First we define the size of the embedding vector. In this case we have set it to 32, so that each integer-token will be converted to a vector of length 32.
The embedding-layer also needs to know the number of words in the vocabulary (num_words) and the length of the padded token-sequences (max_length).
LSTM Layer
Next, we add the LSTM layer. The units argument is the number of neurons in the layer. More neurons = more memory. A guideline for choosing the number of units is to choose a number between the number of classes being predicted (5) and the sequence length (tokens per observation–58). Let’s use 32.
Dropout is the precentage of neurons that will be randomly disabled when processing the layer’s input and output, which reduces overfitting.
Recurrent Dropout is the percentage of neurons that will be randomly disabled when the layer’s output is fed back into the layer again to allow the network to learn from what it has previously seen.
With text, the NN can usually perform better if it processes sequences from start to finish and also backwards. For this reason, we incorporate the LSTM to be bidirectional.
Dense Layers
Dense layers are fully connected layers.
First, we add a dense hidden layer after our LSTM layer and set the activation function to relu (rectified linear unit).

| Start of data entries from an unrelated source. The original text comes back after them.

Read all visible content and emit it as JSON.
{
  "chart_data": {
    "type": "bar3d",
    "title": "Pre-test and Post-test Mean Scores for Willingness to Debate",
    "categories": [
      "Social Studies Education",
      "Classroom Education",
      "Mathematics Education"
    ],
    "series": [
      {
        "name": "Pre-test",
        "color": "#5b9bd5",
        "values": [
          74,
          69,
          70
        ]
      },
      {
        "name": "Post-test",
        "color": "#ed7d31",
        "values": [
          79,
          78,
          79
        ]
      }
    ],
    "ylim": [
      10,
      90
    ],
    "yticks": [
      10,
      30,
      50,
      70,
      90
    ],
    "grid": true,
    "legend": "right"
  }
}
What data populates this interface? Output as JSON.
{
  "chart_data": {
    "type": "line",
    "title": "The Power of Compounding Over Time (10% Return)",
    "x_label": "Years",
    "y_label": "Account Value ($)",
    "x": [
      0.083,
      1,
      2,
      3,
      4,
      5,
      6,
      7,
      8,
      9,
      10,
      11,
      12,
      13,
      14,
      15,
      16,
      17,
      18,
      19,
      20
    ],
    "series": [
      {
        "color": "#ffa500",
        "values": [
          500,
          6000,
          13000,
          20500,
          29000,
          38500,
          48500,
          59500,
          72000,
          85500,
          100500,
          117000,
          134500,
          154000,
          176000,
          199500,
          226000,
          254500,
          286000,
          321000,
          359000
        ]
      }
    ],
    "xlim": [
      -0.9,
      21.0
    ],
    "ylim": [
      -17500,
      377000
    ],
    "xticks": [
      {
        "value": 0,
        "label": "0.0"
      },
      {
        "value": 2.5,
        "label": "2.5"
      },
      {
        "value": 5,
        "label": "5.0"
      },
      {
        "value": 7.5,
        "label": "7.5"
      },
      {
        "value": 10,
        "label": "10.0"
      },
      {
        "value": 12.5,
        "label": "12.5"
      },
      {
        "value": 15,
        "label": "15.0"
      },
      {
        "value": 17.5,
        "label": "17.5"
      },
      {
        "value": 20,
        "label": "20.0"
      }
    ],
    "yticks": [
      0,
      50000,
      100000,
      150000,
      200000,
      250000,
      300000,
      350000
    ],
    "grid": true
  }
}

Finally, we include a dense output layer to take the input from the hidden layer and have it create output for each of the 5 class levels. We use the softmax activation for multiclass classification.
embedding_size = 32
input <- layer_input(shape = c(1), dtype = "string")
output <- input %>%
text_vectorization() %>%
layer_embedding(input_dim = num_words + 1,
output_dim = embedding_size) %>%
bidirectional(layer_lstm(units = embedding_size,
dropout = 0.2,
recurrent_dropout = 0.2)) %>%
layer_dense(units = embedding_size,
activation = "relu") %>%
layer_dense(units = 5,
activation = "softmax")
rnn_model <- keras_model(input, output)Compiling the Model
We compile the model to specify the loss function, optimizer and metrics that we will use to assess the performance of our model and each epoch and overall.
We use categorical crossentropy, which measures the performance of a classification model whose output multiclass. For binary classification, binary crossentropy can be used.
For more information about the stochastic gradient-based optimizer, Adam, that we are using, see this paper. The optimizer adjusts the weights throughout the neural network as it learns. The learning rate of the optimizer is a hyperparameter that can be tuned to improve model performance.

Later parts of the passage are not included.